Diz a lenda que na Itália Medieval, nas despedidas, as pessoas acenavam e diziam “se no vi vedró piú, buona morte”, em tradução livre, “se não nos vermos mais, tenha uma boa morte”.
Hoje tal despedida seria encarada como uma desagradável quebra de etiqueta. Em casos mais extremos, seria uma ofensa. “Você está desejando minha morte?!”
Nonsense.
A indesejada das gentes é a única certeza da vida. A Morte é inescapável e democrática. Desejar uma boa morte é, em última instância, um dos melhores desejos a alguém.
Obviamente, uma “boa morte” é algo que não tem uma definição muito fácil. Ulisses Guimarães pedia (talvez brincando) que ninguém fizesse de seu sepultamento um show e teve seu desejo realizado. Alguns gostariam de morrer de repente, de surpresa. Outros gostariam de se preparar e se despedir dos entes queridos, “atando as pontas soltas” deixadas. Para alguns a dor é preocupação, para outros não.
A definição do que seria uma boa morte é variável, pois depende do que é uma boa vida, e uma boa vida está diretamente relacionada à Beleza, enquanto o efeito de elevação da Alma ao qual Poe se refere.

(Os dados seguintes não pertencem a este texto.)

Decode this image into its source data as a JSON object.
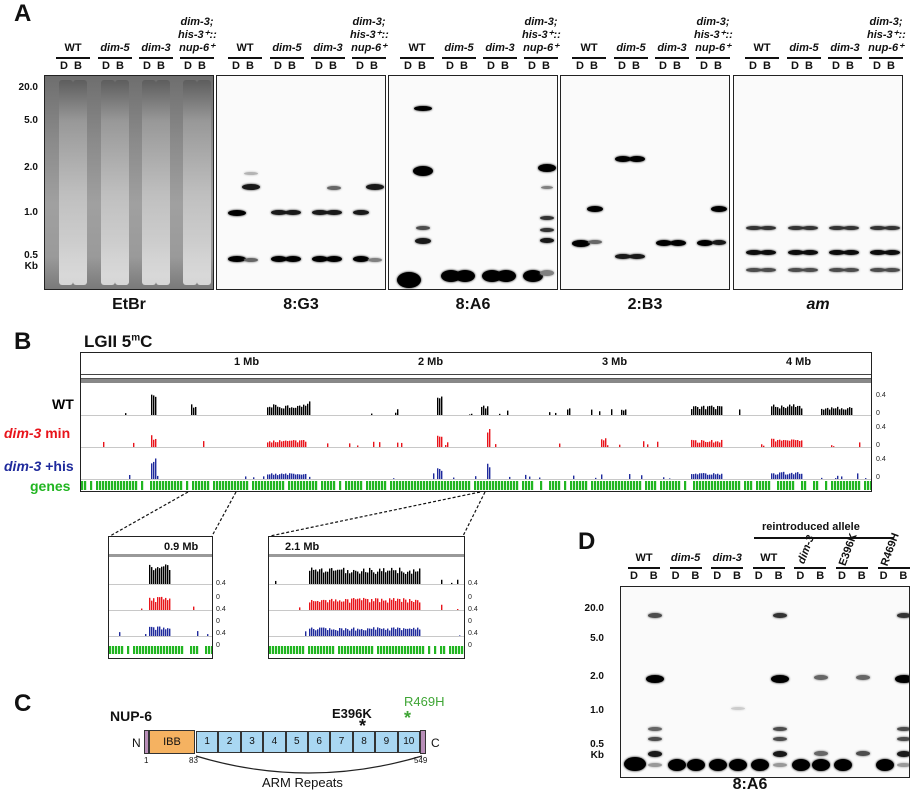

A natureza talvez paradoxal da Magia é que ela te prepara para a Morte. Existem dezenas de atitudes mais eficientes para uma boa vida do que as práticas mágico-religiosas. Atividade física, disciplina, estudo, trabalho e terapia são atividades que gerarão efeitos mais claros e concretos do que a grande maior parte das práticas religiosas, se a meta é a resolução de qualquer problema na Vida.
A busca do Grande Mistério, do Conhecimento da Alma Humana, da Alquimia, do Misticismo, da Iluminação, ou qualquer outro nome para o que quer que aconteça quando a respiração abandona o peito, é um treinamento para a Alma. E o nascimento de uma Alma é coisa demorada, não é partido ou jazz em que se improvise, não é casa moldada ou laje que suba fácil, a natureza da gente não tem disse-me-disse.
Paradoxalmente, ou nem tanto, o resultado do preparo para uma bela morte é também uma bela vida. Talvez por serem faces de uma mesma moeda, talvez porque a Vida raramente é feita de peças independentes (como tijolos de uma casa), mas frequentemente é um todo inter-relacionado, talvez porque a mais pura verdade é que a verdade raramente é pura, lembrar-se da morte é lembrar-se da vida.
Memento Mori, lembre-se da Morte, e trabalhe para que ela lhe seja boa, pois o caminho para uma boa morte passa por uma boa vida.